If an organization wants to deploy mission-critical applications in the cloud, it needs a solid plan based on its unique set of business objectives to be successful, according to Raj Bala, senior research director at Gartner, during the Gartner IT Infrastructure Operations & Cloud Strategies Conference last week.
"An enterprise cloud strategy starts with what you hope to get out of the cloud," Bala said. By inquiring about why the business wants to move to the cloud, the IT team set the stage for expectations.
"Far too many enterprises fail to consider really important points like application availability, resiliency and cost," Bala said. "They also tend to not think hard enough about the effort of moving workloads and the resulting benefits."
To help businesses manage their cloud strategy, Bala offered five elements for infrastructure and operations teams to consider as they build enterprise cloud implementations.
1. Design a strategy
If the organization lacks cloud skills internally, step one of adopting a public cloud framework is to build out those skills, according to Bala.
"It's really hard to attract cloud talent today," Bala said. "It involves creating a cloud team, assessing applications' viability for the cloud, building a business case and documenting your cloud strategy."
As organizations upskill the cloud workforce, some vendors have stepped up to bridge the gap. Versatility, the ability to hold multiple roles within the organization as a cloud specialist, connects business unit intentions and helps employees operate in the multicloud environment.
Savvy organizations will understand that the adoption framework shouldn't be in a vacuum, according to Bala. Building a core team with expertise from several departments will help strengthen the cloud strategy by including viewpoints across the business.
IT departments can also benefit from a senior cloud architect to oversee and lead the strategy because it can quickly become complicated, according to Bala. The leadership will have the skills to translate business requirements into technical ones as they lead cultural change.
2. Build a strong foundation for the cloud
As organizations build a cloud foundation, surveying and selecting a cloud provider will take careful consideration. While many cloud providers look alike at a high level, leadership will have to compare, assess and select based on the nitty-gritty differences, according to Bala.

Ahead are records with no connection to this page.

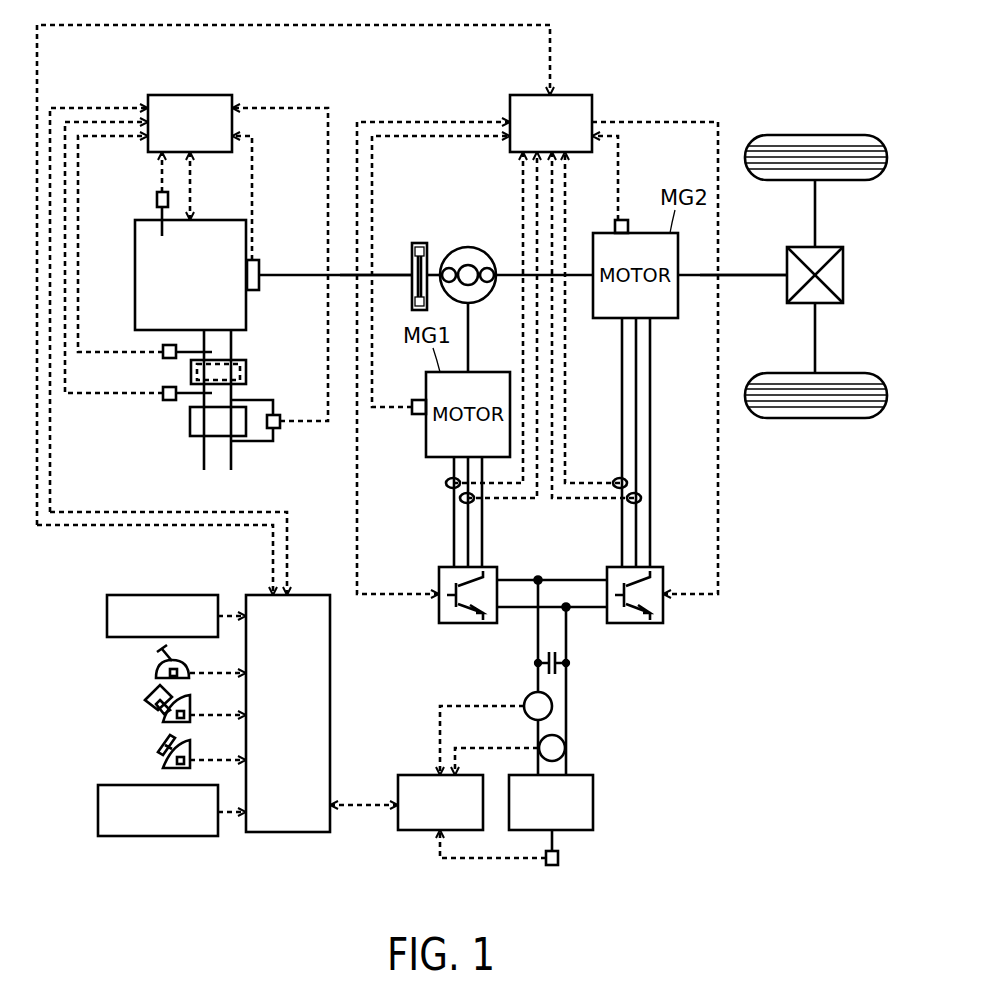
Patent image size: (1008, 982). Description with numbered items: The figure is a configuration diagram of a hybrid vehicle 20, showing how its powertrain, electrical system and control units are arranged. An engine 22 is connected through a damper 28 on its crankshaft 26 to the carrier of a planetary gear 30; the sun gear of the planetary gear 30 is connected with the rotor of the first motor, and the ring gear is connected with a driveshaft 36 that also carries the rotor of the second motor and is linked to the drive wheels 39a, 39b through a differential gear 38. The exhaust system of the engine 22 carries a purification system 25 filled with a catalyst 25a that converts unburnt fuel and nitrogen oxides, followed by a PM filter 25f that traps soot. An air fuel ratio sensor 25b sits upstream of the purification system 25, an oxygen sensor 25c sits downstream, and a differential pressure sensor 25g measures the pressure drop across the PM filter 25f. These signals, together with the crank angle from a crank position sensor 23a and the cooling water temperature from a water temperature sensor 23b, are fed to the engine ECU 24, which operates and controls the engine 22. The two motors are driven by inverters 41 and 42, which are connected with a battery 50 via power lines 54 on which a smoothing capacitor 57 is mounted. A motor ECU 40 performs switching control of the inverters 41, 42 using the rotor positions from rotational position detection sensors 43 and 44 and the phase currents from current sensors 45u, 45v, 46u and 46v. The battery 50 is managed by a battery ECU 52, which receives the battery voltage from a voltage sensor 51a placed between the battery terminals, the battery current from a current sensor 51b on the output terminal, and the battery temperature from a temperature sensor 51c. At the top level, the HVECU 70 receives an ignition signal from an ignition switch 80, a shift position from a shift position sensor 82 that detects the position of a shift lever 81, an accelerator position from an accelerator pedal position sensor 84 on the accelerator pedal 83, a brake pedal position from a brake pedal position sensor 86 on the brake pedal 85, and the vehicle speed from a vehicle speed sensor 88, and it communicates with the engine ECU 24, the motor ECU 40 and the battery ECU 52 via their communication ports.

The hybrid vehicle 20 is at (662, 66).
The engine 22 is at (210, 220).
The crank position sensor 23a is at (260, 262).
The water temperature sensor 23b is at (157, 199).
The engine ECU 24 is at (205, 95).
The purification system 25 is at (247, 372).
The catalyst 25a is at (244, 380).
The air fuel ratio sensor 25b is at (163, 350).
The oxygen sensor 25c is at (163, 392).
The PM filter 25f is at (190, 421).
The differential pressure sensor 25g is at (278, 428).
The crankshaft 26 is at (392, 272).
The damper 28 is at (420, 243).
The planetary gear 30 is at (468, 247).
The driveshaft 36 is at (758, 273).
The differential gear 38 is at (829, 247).
The drive wheel 39a is at (815, 135).
The drive wheel 39b is at (815, 418).
The motor ECU 40 is at (572, 95).
The inverter 41 is at (490, 567).
The inverter 42 is at (655, 567).
The rotational position detection sensor 43 is at (418, 414).
The rotational position detection sensor 44 is at (625, 220).
The current sensor 45u is at (446, 483).
The current sensor 45v is at (460, 498).
The current sensor 46u is at (627, 483).
The current sensor 46v is at (641, 498).
The battery 50 is at (595, 802).
The voltage sensor 51a is at (566, 748).
The current sensor 51b is at (553, 703).
The temperature sensor 51c is at (560, 858).
The battery ECU 52 is at (420, 775).
The power lines 54 is at (566, 641).
The capacitor 57 is at (560, 660).
The HVECU 70 is at (305, 595).
The ignition switch 80 is at (107, 616).
The shift lever 81 is at (156, 658).
The shift position sensor 82 is at (165, 673).
The accelerator pedal 83 is at (150, 696).
The accelerator pedal position sensor 84 is at (175, 715).
The brake pedal 85 is at (157, 740).
The brake pedal position sensor 86 is at (170, 760).
The vehicle speed sensor 88 is at (98, 812).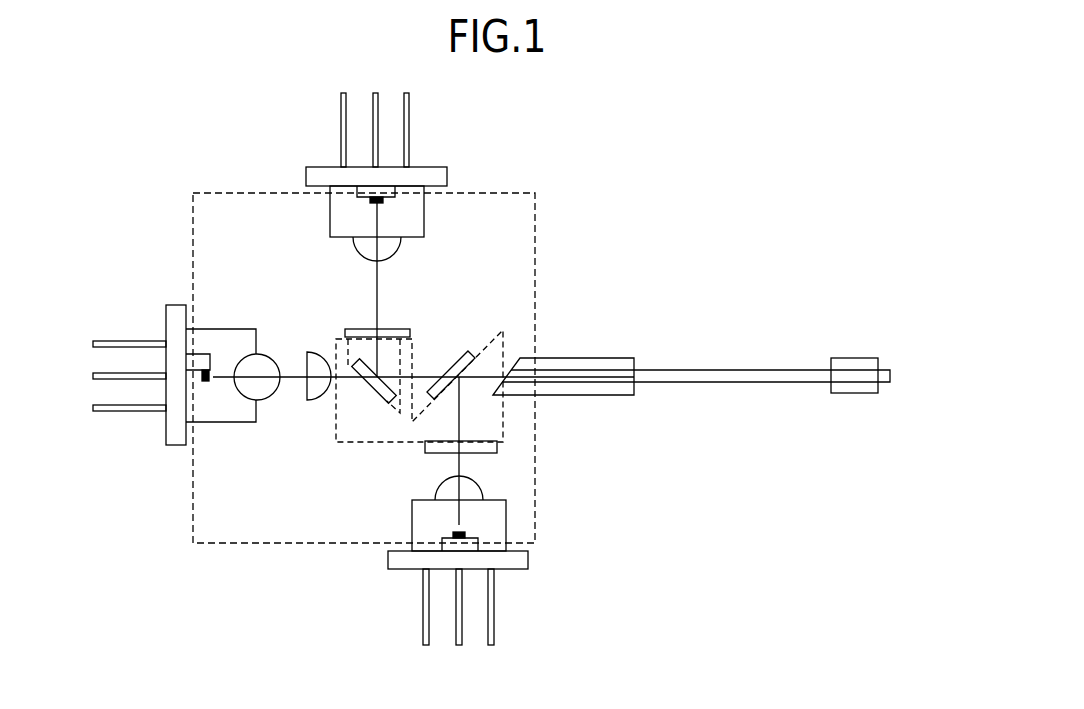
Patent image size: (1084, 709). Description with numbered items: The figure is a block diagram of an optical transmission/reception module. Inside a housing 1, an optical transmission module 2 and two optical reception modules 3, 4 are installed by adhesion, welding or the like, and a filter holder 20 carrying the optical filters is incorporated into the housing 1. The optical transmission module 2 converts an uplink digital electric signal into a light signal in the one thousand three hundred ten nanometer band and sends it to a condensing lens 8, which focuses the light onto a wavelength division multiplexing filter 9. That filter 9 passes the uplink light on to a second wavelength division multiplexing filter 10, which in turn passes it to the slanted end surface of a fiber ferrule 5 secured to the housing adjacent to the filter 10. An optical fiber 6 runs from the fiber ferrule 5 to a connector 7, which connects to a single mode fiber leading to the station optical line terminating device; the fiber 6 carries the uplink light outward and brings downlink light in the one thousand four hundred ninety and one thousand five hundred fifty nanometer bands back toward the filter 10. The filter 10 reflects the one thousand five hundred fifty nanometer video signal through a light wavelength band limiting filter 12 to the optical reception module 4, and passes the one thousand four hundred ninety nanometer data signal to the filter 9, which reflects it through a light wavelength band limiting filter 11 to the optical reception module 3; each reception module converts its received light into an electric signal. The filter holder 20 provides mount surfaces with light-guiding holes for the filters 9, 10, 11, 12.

The housing 1 is at (536, 203).
The optical transmission module 2 is at (224, 329).
The optical reception module 3 is at (433, 167).
The optical reception module 4 is at (506, 518).
The fiber ferrule 5 is at (597, 358).
The optical fiber 6 is at (740, 370).
The connector 7 is at (865, 358).
The condensing lens 8 is at (316, 400).
The wavelength division multiplexing filter 9 is at (377, 394).
The wavelength division multiplexing filter 10 is at (463, 352).
The light wavelength band limiting filter 11 is at (398, 328).
The light wavelength band limiting filter 12 is at (497, 447).
The filter holder 20 is at (352, 442).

Most organizations will end up using multiple providers to meet business needs and optimize. It can be a challenge to balance, but using the provider's native tools to realize full potential helps, according to Bala.
Then, integrating the cloud foundation with the enterprise's existing core infrastructure helps realize security and other needs more easily, according to Bala.

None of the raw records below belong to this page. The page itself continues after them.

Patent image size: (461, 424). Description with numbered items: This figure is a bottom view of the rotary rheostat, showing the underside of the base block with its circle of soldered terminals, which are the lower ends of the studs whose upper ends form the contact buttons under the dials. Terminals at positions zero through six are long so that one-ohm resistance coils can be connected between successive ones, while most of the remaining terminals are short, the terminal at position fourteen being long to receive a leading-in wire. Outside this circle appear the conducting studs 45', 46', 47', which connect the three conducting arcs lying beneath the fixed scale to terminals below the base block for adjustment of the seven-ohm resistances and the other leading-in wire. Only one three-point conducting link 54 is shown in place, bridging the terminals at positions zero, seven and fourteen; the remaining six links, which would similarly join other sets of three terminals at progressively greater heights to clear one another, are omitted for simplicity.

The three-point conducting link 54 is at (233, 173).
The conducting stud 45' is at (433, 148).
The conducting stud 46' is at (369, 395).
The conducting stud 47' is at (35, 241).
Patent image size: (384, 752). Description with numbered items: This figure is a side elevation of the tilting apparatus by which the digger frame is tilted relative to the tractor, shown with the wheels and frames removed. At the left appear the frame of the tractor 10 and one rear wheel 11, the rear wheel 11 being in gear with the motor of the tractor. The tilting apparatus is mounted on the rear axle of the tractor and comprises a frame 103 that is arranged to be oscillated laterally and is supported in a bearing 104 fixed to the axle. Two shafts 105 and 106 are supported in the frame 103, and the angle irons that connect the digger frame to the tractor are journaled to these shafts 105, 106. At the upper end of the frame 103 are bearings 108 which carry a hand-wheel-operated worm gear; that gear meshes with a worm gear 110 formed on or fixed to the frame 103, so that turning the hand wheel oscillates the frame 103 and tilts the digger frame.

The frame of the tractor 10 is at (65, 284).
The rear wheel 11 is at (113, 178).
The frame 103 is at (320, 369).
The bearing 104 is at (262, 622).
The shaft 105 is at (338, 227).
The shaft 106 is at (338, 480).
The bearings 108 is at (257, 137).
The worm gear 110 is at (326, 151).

3. Design and mitigate risks
When adopting a public cloud infrastructure, many businesses will embrace a multicloud framework.
"The reality is that it's a multicloud world," Bala said. Multicloud aids availability of services, both in sourcing and in architecting, to mitigate risks such as vendor lock-in, according to Bala.
"Multicloud allows an organization to deliver its workload across multiple cloud providers thereby satisfying risk and security departments," Bala said.
Bala recommends designing a framework for both availability and security best practices.
4. Put governance policies in place
Governance looks much different for on-prem versus off-prem infrastructures, and organizations can plan accordingly to accommodate. Often crafted and honed through on-prem management, existing governance plans may be inadequate to address the complexity of going off prem, according to Bala.
For example, when considering IT spend, "Your traditional process of managing expenses once every few years for on-premise infrastructure doesn't apply with the cloud," Bala said.
At another session during the conference, David Wright, research director at Gartner, said an effective cloud governance plan aligns with an organization's operating model. Assembling a dispersed team of stakeholders and crafting strong policies from the get-go enables governance success.
Once the strategies are appropriately adopted, organizations can then develop a self-service strategy and other management processes.
5. Strive for operational excellence
With a strong strategy, foundation and governance in place, organizations can finally journey toward operational excellence.
"Operational excellence is typically achieved through focused efforts on optimization and automation," Bala said.
By monitoring consumption, organizations can then optimize their efforts. IT monitoring, however, can be difficult to do well but starting with network monitoring can ease the transition. Bala recommends implementing multicloud management tools to help.